Alunos da oitava série desvendam o que

por trás dos principais marcos da cidade


 

A cidade de São Paulo é atualmente uma grande metrópole que se orgulha de comportar o que há de mais moderno. É a cidade cosmopolita que abriga o “mundo” em seus diversos bairros. Importante centro econômico do país, exibe agitada e variada vida cultural. São Paulo é também a cidade da multidão, dos milhões que se cruzam nas grandes avenidas mas que raramente se encontram.

O crescimento dessa cidade, motivado inicialmente pela riqueza do café, foi acompanhado e alimentado pela idéia de constante progresso.


Nesse movimento, o que interessava era o futuro, e o passado foi ficando para trás. São Paulo cresceu engolindo a si mesma.

A região do centro da cidade, espaço primeiro de seu desenvolvimento, que no final do século XIX e início do XX ostentava os símbolos da riqueza e do poder gerados pelo café perdeu seu significado original. O cenário do poder econômico e cultural se deslocou para outras regiões, formando novos centros como a avenida Paulista e mais recentemente a região da Berrini, que trazem as novas representações do moderno.

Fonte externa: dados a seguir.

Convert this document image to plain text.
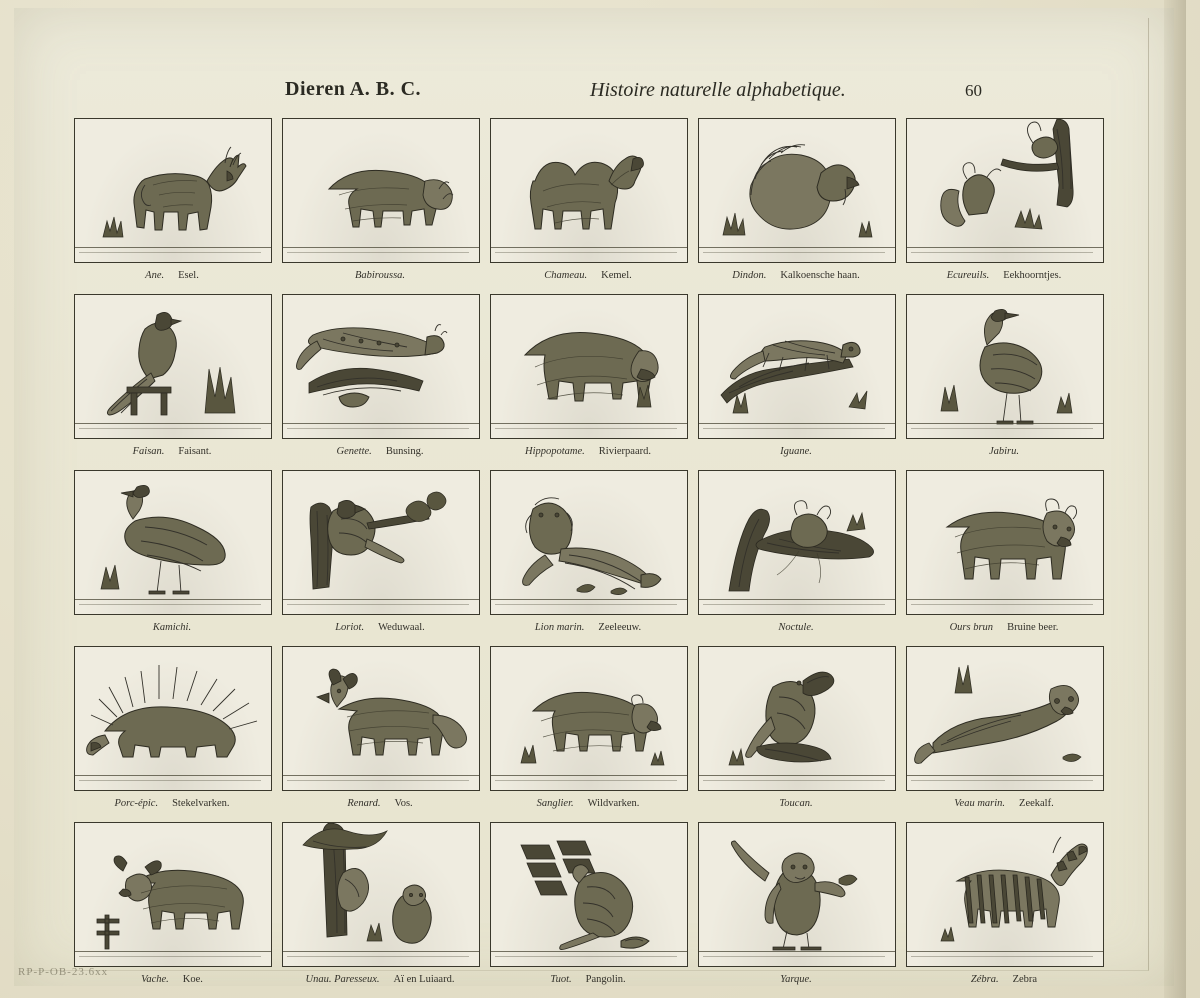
Dieren A. B. C.	Histoire naturelle alphabetique.	60
Ane. Esel.	Babiroussa.	Chameau. Kemel.	Dindon. Kalkoensche haan.	Ecureuils. Eekhoorntjes.
Faisan. Faisant.	Genette. Bunsing.	Hippopotame. Rivierpaard.	Iguane.	Jabiru.
Kamichi.	Loriot. Weduwaal.	Lion marin. Zeeleeuw.	Noctule.	Ours brun Bruine beer.
Porc-épic. Stekelvarken.	Renard. Vos.	Sanglier. Wildvarken.	Toucan.	Veau marin. Zeekalf.
Vache. Koe.	Unau. Paresseux. Aï en Luiaard.	Tuot. Pangolin.	Yarque.	Zébra. Zebra
RP-P-OB-23.6xx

A lógica que marcou o crescimento acelerado e caótico da metrópole relaciona-se com a lógica da modernização, conforme apresentada por Marshal Berman em seu livro Tudo que é Sólido Desmancha no Ar:

 

“O turbilhão da vida moderna tem sido alimentado por muitas fontes (...) No século XX, os processos sociais que dão vida a esse turbilhão, mantendo-o num perpétuo estado de vir-a-ser, vêm a chamar-se “modernização”.

 

É com essas questões em mente que há três anos realizo visitas ao centro tradicional de São Paulo com alunos da oitava série do ensino fundamental. Mais do que mostrar aos estudantes alguns dos pontos turísticos e culturais de São Paulo, os passeios têm como objetivo despertar a reflexão sobre a história da cidade e seu desenvolvimento, sobre relações dos indivíduos com o espaço. A nossa jornada se inicia no chamado “Centro Velho”, o núcleo inicial da cidade. Ao visitar lugares como o Patio do Colégio, o Solar da Marquesa, as igrejas de São Bento e São Francisco, os alunos são estimulados a imaginar como era a cidade em sua origem, a relacionar a arquitetura desses lugares com um modo de vida diferente do que eles conhecem e que foi se transformando com o passar do tempo. Eis o desafio, entender São Paulo sem seus arranha-céus.